The person, or representative overseeing the aspects of a rental property is responsible to ensure the property is safe and secure for the tenants, and any issues get managed and dealt with in a prompt manner.
- Day to day management of the property, addressing issues such as leaks, broken fixtures etc.
- Arranging safety checks, before and during the tenancy
- Paying certain bills in relation to the property
- Schedule property visits to ensure the property is being kept in good condition
- Liaising with tenants on matters such as deposit returns and adjustments.
- A buy to let agreement, or consent to let document
- Ensuring the property is safe, allowing tenants to live in
- Deposits are registered with an approved scheme within 30 days of it being paid
- An up-to-date Energy Performance Certificate (EPC) rated between A-E, anything F or below is a failure.
- The tenant being provided with a valid Gas Safety and Electrical Inspection Condition Report (EICR) no later than the start of tenancy
- Fire Regulations being met, smoke and heat detectors installed and shown fully working on the day the tenancy is started
- Safety regulations for furniture complies with regulations
- A renewed legionella assessment
Things such as,
- Contracts, whether that be with tenants, or as an estate agent, with the landlord
- Maintenance contracts, maintenance being recorded and logged
- Tenancy agreements being kept up to date and accurate
- Logging and recording any relevant notices to end a tenancy
- An inventory and inspection of condition
- The tenants being referenced, and the information recorded
- Right to rent checks, to be carried out once expiry is due
- Protection of deposits, as well as any disputes
- Collection of rent, and chasing up of any arrears
- Recording evidence of copies for the safety certificates and checks
As a responsible tenancy manager, you should be approachable by your tenant for any issues that come up. Arranging a suitable and qualified contractor to carry out remedial works is essential. The tenant should be responded to promptly, with precise time scales. Depending on the severity of the issue will depend on how quick you will have to address the issue. For example, a broken cupboard isn’t of the highest priority, however a property with no heating or hot water should be classed as urgent and addressed immediately.
It is advisable that you make visits to the property often, every three or six months, depending on the circumstances. Refer to the initial inventory and schedule of condition to use as a comparison to differentiate between the condition when the moved in, to now. Allow a reasonable amount of time to give the tenants prior notice before visiting, the acceptable standard is at least 24 hours.

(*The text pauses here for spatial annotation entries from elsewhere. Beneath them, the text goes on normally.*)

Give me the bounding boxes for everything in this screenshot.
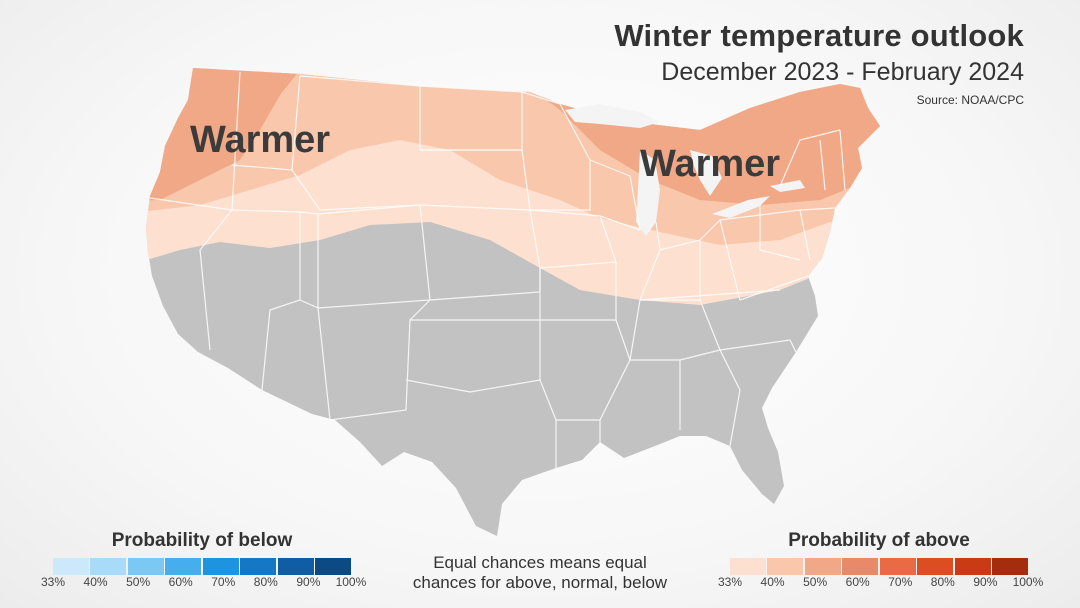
legend-above-swatch (954, 558, 991, 575)
legend-above-swatch (917, 558, 954, 575)
legend-above-swatch (804, 558, 841, 575)
legend-above-tick: 40% (760, 575, 785, 589)
legend-above-tick: 100% (1012, 575, 1044, 589)
legend-above-tick: 70% (888, 575, 913, 589)
legend-below-tick: 60% (168, 575, 193, 589)
legend-above-swatch (991, 558, 1028, 575)
legend-above-swatch (730, 558, 766, 575)
legend-below-ticks: 33% 40% 50% 60% 70% 80% 90% 100% (36, 575, 368, 589)
legend-below-title: Probability of below (111, 530, 293, 551)
legend-below-tick: 40% (83, 575, 108, 589)
legend-below-swatch (53, 558, 89, 575)
legend-above-swatch (767, 558, 804, 575)
legend-below-swatch (314, 558, 351, 575)
lake-michigan (636, 150, 660, 236)
legend-above-swatches (730, 558, 1028, 575)
legend-below-tick: 80% (253, 575, 278, 589)
lake-ontario (770, 180, 805, 192)
legend-below-swatch (277, 558, 314, 575)
legend-above-tick: 50% (803, 575, 828, 589)
legend-below-tick: 100% (335, 575, 367, 589)
legend-below-swatch (240, 558, 277, 575)
lake-huron (690, 150, 722, 196)
source-note: Source: NOAA/CPC (916, 93, 1024, 107)
legend-above: Probability of above 33% 40% 50% 60% 70%… (718, 530, 1043, 589)
equal-chances-line-1: Equal chances means equal (433, 553, 647, 572)
legend-below-swatch (202, 558, 239, 575)
legend-above-tick: 60% (845, 575, 870, 589)
state-borders (149, 71, 846, 468)
legend-above-ticks: 33% 40% 50% 60% 70% 80% 90% 100% (713, 575, 1045, 589)
warmer-label-east: Warmer (640, 143, 780, 185)
legend-below-swatches (53, 558, 351, 575)
legend-below-swatch (165, 558, 202, 575)
legend-above-swatch (842, 558, 879, 575)
legend-above-tick: 90% (973, 575, 998, 589)
legend-below-tick: 50% (126, 575, 151, 589)
chart-title: Winter temperature outlook (614, 18, 1024, 53)
chart-subtitle: December 2023 - February 2024 (661, 58, 1024, 86)
legend-above-title: Probability of above (788, 530, 970, 551)
legend-above-swatch (879, 558, 916, 575)
legend-below-tick: 33% (40, 575, 66, 589)
legend-below-swatch (127, 558, 164, 575)
equal-chances-note: Equal chances means equal chances for ab… (380, 553, 700, 593)
equal-chances-line-2: chances for above, normal, below (412, 573, 668, 592)
warmer-label-west: Warmer (190, 119, 330, 161)
legend-below: Probability of below 33% 40% 50% 60% 70%… (41, 530, 366, 589)
lake-superior (565, 104, 660, 128)
legend-below-tick: 70% (211, 575, 236, 589)
legend-above-tick: 33% (717, 575, 743, 589)
legend-above-tick: 80% (930, 575, 955, 589)
title-block: Winter temperature outlook December 2023… (614, 18, 1024, 107)
legend-below-tick: 90% (296, 575, 321, 589)
lake-erie (712, 196, 770, 218)
legend-below-swatch (90, 558, 127, 575)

Collecting the rent shouldn’t be a difficult feat if clear communication of expectations has been discussed already. Keeping it consistent, for example the 1st of every month, helps keep a straightforward understanding between all parties involved.
Encourage a standing order to be set up so that there is continuity moving forwards, it also helps keep track of any missing payments, and makes chasing late payments easier.
Conducting market research come renewal time could value you greatly. If increasing rent, ensure you are making increases in line with the agreed contract and with current legislation. In your opinion If you’re overcharging, you could leave it as it is if the tenant doesn’t express concerns on the matter.